Shackles’ jockey, Brunt, was a quiet, well-behaved boy, but his nerves had been shaken. He began his career by riding jump-races in Melbourne, where a few Stewards want lynching, and was one of the jockeys who came through the awful butchery — perhaps you will recollect it — of the Maribyrnong Plate. The walls were colonial ramparts — logs of jarrak spiked into masonry — with wings as strong as Church buttresses. Once in his stride, a horse had to jump or fall. He couldn’t run out. In the Maribyrnong Plate, twelve horses were jammed at the second wall. Red Hat, leading, fell this side, and threw out The Glen, and the ruck came up behind and the space between wing and wing was one struggling, screaming, kicking shambles. Four jockeys were taken out dead; three were very badly hurt, and Brunt was among the three. He told the story of the Maribyrnong Plate sometimes; and when he described how Whalley on Red Hat, said, as the mare fell under him — «God ha’ mercy, I’m done for!» and how, next instant, Sithee There and White Otter had crushed the life out of poor Whalley, and the dust hid a small hell of men and horses, no one marvelled that Brunt had dropped jump-races and Australia together.
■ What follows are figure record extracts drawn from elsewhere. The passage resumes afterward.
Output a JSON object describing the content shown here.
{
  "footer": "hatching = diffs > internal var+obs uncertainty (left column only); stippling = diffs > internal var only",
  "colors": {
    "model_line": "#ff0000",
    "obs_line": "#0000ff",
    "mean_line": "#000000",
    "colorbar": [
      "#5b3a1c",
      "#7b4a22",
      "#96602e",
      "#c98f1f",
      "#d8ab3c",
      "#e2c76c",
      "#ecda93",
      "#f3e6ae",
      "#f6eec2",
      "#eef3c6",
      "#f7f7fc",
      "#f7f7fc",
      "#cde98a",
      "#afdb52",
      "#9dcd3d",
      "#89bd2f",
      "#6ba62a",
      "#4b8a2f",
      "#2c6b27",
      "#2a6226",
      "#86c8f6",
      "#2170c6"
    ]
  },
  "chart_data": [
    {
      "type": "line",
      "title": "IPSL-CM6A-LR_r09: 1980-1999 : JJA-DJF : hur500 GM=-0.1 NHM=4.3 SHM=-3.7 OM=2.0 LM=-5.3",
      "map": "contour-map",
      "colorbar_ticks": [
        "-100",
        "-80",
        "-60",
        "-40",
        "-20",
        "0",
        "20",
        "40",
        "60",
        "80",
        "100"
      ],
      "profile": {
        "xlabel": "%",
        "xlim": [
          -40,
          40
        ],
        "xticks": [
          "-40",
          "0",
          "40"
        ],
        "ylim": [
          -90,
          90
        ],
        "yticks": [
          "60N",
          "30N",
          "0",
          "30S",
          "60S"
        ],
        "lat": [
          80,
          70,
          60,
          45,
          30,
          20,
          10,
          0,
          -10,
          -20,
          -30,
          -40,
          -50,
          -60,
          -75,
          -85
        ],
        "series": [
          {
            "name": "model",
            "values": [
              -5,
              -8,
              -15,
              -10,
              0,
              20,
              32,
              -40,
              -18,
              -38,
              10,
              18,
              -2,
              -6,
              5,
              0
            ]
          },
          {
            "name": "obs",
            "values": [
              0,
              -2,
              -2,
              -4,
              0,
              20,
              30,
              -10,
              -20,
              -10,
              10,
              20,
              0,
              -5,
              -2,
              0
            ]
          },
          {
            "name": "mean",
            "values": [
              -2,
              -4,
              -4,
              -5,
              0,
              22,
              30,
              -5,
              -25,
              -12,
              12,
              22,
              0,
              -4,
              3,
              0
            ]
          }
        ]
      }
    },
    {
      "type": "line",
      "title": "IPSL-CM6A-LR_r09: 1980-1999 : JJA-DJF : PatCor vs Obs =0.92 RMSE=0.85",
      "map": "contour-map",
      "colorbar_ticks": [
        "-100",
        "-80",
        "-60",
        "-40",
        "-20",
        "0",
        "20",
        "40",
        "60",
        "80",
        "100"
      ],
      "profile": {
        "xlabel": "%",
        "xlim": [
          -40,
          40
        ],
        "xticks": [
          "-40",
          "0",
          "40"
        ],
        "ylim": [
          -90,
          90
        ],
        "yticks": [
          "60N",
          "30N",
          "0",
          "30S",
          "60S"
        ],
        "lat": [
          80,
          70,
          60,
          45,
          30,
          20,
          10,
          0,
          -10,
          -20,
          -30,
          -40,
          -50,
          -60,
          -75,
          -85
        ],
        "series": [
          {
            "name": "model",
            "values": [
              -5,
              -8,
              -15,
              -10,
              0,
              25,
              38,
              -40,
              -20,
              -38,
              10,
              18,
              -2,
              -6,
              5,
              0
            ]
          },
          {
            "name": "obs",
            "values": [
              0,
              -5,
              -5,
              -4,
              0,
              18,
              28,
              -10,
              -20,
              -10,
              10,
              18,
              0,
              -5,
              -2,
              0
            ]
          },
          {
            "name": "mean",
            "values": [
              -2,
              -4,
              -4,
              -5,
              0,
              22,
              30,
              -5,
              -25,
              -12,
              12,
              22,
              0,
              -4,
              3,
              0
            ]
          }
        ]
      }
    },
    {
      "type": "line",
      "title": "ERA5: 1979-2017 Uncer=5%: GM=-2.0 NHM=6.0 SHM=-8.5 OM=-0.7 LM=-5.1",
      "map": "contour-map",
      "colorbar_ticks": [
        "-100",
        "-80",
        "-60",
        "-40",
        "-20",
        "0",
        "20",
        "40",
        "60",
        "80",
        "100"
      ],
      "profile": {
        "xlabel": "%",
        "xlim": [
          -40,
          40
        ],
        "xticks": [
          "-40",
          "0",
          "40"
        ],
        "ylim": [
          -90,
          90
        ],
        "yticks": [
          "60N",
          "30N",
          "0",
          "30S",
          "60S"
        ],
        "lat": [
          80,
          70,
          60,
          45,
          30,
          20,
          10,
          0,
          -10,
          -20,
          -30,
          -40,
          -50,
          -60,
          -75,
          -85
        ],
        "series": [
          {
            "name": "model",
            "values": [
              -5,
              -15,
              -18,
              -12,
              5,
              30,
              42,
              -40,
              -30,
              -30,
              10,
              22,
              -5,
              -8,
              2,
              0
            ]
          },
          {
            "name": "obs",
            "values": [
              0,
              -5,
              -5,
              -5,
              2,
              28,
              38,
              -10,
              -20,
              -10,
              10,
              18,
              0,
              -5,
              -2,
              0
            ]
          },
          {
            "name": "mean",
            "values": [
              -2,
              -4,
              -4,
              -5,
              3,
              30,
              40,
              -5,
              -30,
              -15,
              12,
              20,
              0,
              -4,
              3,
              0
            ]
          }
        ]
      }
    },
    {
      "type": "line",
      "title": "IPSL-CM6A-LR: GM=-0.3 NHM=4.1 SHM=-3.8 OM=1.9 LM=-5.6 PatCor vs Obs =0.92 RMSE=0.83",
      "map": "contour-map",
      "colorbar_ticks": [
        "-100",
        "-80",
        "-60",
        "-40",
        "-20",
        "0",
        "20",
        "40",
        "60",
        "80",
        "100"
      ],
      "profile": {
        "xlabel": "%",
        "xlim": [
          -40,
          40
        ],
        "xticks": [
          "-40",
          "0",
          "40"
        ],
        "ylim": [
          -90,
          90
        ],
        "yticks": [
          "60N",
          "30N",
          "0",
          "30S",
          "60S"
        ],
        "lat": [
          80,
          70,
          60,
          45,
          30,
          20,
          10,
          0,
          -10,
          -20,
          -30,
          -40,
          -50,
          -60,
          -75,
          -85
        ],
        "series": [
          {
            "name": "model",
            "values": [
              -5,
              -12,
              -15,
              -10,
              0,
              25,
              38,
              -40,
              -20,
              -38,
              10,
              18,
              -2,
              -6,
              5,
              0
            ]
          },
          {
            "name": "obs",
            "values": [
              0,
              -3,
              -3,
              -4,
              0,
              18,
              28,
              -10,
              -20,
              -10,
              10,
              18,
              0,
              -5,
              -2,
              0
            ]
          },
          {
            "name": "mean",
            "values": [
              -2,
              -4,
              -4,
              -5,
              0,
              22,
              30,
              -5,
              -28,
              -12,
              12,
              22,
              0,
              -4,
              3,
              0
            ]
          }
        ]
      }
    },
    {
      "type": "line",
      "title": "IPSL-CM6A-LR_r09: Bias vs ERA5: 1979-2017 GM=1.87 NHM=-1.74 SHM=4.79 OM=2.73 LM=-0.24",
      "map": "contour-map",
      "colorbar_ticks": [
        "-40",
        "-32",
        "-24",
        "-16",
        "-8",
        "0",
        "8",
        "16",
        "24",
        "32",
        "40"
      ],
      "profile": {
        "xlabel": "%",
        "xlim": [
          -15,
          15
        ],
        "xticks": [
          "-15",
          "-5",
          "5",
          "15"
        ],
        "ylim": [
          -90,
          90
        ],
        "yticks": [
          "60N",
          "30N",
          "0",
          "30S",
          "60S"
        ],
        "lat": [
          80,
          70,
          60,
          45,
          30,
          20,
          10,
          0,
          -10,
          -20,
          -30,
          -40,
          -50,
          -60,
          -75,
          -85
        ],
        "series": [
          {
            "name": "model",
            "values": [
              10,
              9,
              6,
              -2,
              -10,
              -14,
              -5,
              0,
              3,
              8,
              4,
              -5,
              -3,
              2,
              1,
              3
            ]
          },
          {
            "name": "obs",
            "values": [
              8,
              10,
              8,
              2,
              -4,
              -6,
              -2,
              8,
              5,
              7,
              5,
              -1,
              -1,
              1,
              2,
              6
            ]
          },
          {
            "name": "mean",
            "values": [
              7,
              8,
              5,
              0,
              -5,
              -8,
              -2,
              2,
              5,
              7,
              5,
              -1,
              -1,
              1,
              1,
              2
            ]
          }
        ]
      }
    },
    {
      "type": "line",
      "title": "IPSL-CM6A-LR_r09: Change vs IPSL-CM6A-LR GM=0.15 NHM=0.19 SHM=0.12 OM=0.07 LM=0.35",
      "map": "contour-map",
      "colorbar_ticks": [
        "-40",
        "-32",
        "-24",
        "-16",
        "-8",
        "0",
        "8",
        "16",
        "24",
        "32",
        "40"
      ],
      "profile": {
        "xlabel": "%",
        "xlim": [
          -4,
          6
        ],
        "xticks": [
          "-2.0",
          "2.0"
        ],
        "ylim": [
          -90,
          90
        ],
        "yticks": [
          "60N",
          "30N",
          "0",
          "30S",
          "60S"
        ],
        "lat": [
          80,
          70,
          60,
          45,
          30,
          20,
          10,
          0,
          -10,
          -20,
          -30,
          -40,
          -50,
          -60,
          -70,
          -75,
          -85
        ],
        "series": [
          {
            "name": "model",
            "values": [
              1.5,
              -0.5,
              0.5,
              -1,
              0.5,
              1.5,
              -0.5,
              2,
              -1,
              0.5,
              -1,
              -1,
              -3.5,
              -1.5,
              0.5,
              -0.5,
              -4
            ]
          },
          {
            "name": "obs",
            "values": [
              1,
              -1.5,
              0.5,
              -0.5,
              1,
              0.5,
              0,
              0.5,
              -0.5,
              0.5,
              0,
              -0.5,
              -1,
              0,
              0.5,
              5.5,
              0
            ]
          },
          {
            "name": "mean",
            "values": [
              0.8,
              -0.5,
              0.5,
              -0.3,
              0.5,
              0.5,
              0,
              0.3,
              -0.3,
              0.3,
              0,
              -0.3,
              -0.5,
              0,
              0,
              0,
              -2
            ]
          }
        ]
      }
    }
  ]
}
Regula Baddun’s owner knew that story by heart. Brunt never varied it in the telling. He had no education.

Shackles came to the Chedputter Autumn races one year, and his owner walked about insulting the sportsmen of Chedputter generally, till they went to the Honorary Secretary in a body and said — «Appoint Handicappers, and arrange a race which shall break Shackles and humble the pride of his owner.» The Districts rose against Shackles and sent up of their best; Ousel, who was supposed to be able to do his mile in 1-53; Petard, the stud-bred, trained by a cavalry regiment who knew how to train; Gringalet, the ewe-lamb of the 75th; Bobolink, the pride of Peshawar; and many others.